September 15, 2025 - Monday Touch Point
The Austin real estate market entered September with a noticeable shift from the momentum we saw in August. After a month of consistent year-over-year growth in pending contracts, the past three weeks have shown lagging pendings compared to last year. Despite an improved rate environment, this shift highlights how quickly sentiment and activity can change. As of September 15, active listings stand at 17,088, one of the highest points of the past two years, and 58.1% of those listings have experienced at least one price drop.
The New Listing to Pending Ratio
The most telling number remains the new listing to pending ratio. For the first half of September, the ratio sits at 0.57—meaning that for every 100 homes listed, only 57 have gone under contract. This places the market firmly in a contraction phase, adding more weight to inventory. In fact, cumulative new listings this year are already 7,232 higher than cumulative pendings. While August looked like a rebound, September’s numbers have reset expectations.
Year-over-Year Comparisons
Year-over-year analysis further confirms this market cooling. New listings are running nearly even with last September, but pendings are lagging by about 7.6%. On the sold side, transactions are down almost 63% year-over-year so far this month. While some of this lag is due to reporting delays, the trend is clear: inventory is outpacing demand.
Pricing Dynamics
The good news is pricing has shown some recent strength. The median price jumped from $415,000 on Friday to $435,000 by Monday, a swing that brings the year-over-year change into positive territory at +2.4%. The top quartile of the market is especially strong, with homes above $645,000 appreciating 5.1% over the past year. In contrast, the bottom quartile has slipped 4.5%. This divergence reinforces the importance of pricing strategy—well-positioned higher-end homes are still attracting strong demand, while affordability pressures weigh on entry-level properties.
Looking at the Bigger Picture
From a long-term perspective, the market remains about 20.9% below its May 2022 median peak. If today marks the bottom, it would take an estimated five years, based on 25-year compound appreciation rates, to fully recover those values—placing the return to peak in late 2030. This reinforces the reality that real estate is a long game. Short-term swings will occur, but steady engagement with the data allows us to guide clients with confidence.
Interest Rates and Economic Drivers
Rates remain one of the brightest points in the current environment. Conventional 30-year mortgages are now averaging 6.375%, the lowest level in nearly a year. FHA, VA, and USDA products are even lower at 5.75%. The bond market continues to show strength, and all eyes are on the Federal Reserve’s meeting this week.
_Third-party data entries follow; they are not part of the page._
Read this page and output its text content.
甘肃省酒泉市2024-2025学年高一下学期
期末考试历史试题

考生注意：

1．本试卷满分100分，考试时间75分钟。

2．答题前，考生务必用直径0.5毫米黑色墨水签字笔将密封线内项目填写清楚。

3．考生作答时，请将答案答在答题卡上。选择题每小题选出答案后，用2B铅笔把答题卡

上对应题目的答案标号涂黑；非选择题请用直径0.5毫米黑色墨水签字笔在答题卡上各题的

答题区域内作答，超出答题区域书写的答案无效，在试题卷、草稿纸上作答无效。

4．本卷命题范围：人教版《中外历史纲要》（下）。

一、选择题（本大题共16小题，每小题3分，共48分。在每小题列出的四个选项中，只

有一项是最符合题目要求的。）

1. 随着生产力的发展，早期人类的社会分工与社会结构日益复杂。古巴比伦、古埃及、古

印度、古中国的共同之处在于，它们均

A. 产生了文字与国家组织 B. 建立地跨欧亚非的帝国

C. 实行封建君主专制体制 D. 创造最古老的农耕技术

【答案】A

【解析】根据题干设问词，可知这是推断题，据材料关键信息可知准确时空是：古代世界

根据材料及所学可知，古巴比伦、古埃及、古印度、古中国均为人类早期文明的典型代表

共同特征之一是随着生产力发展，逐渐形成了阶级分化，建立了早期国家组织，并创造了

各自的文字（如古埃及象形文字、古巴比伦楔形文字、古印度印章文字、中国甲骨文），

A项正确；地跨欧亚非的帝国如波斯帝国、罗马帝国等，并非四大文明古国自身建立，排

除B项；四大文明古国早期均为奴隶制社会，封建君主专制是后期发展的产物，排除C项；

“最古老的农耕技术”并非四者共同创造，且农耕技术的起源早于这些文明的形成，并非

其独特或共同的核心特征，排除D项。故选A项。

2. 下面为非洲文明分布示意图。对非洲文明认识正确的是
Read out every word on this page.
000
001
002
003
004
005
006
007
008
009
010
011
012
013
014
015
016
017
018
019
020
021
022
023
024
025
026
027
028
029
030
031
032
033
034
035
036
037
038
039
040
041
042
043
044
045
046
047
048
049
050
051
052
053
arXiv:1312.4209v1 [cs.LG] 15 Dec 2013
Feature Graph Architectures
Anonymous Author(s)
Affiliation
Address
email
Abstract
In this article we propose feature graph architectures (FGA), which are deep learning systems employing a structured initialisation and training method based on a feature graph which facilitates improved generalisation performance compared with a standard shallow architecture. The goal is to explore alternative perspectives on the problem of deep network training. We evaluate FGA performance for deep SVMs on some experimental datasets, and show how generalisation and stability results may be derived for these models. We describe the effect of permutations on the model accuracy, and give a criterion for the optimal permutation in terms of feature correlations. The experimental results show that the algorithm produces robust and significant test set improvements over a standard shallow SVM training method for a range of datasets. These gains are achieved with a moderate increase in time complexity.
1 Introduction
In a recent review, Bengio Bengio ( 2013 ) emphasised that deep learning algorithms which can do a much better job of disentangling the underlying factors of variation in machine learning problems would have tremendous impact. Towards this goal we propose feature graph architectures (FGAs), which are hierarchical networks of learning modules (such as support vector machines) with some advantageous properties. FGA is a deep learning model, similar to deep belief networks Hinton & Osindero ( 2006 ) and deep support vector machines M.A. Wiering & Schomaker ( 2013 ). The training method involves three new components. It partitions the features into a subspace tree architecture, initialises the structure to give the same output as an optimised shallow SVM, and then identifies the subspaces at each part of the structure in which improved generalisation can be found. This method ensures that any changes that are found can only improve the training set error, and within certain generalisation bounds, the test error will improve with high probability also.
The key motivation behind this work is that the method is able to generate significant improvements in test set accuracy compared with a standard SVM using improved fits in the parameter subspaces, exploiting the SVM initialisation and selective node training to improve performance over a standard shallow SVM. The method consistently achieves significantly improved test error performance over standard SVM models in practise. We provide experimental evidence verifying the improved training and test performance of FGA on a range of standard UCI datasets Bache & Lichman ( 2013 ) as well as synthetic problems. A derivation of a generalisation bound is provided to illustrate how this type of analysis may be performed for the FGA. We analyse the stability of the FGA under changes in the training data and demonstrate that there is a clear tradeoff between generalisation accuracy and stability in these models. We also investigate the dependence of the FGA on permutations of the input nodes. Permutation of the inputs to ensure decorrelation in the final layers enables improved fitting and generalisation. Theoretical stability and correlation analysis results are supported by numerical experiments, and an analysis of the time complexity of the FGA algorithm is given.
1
With widespread expectations of a 25 basis point cut, the rate environment could improve further.
Key Takeaways for Buyers and Sellers
For sellers, the message is clear: pricing must be strategic. Over half of active listings have required price reductions, and buyers are scrutinizing value more closely than ever. For buyers, this market presents opportunity, particularly with rates improving. The combination of higher inventory and favorable financing creates leverage that was absent during the peak frenzy. For agents, the importance of data-driven guidance has never been greater.
Frequently Asked Questions
Q1: What is the new listing to pending ratio and why does it matter?
The ratio compares how many homes go under contract versus how many are listed. At 0.57, the September market shows contraction, signaling slower absorption of inventory.
Q2: How do current home prices compare to the 2022 peak?
Median prices are still about 20.9% below May 2022’s peak, though recent gains suggest stabilization. It may take five years to return to that peak based on long-term appreciation trends.
Q3: Are higher-end homes performing differently from entry-level homes?
Yes. Homes priced above $645,000 have appreciated 5.1% year-over-year, while the bottom 25% of the market is down 4.5%.
Q4: How many active listings does Austin currently have?
As of September 15, there are 17,088 active listings in the Austin metro—one of the highest levels seen in the past two years.
Q5: How are mortgage rates impacting the market?
Rates have improved significantly, with conventional 30-year loans at 6.375% and FHA/VA/USDA loans at 5.75%. While this boosts affordability, pendings have not yet caught up.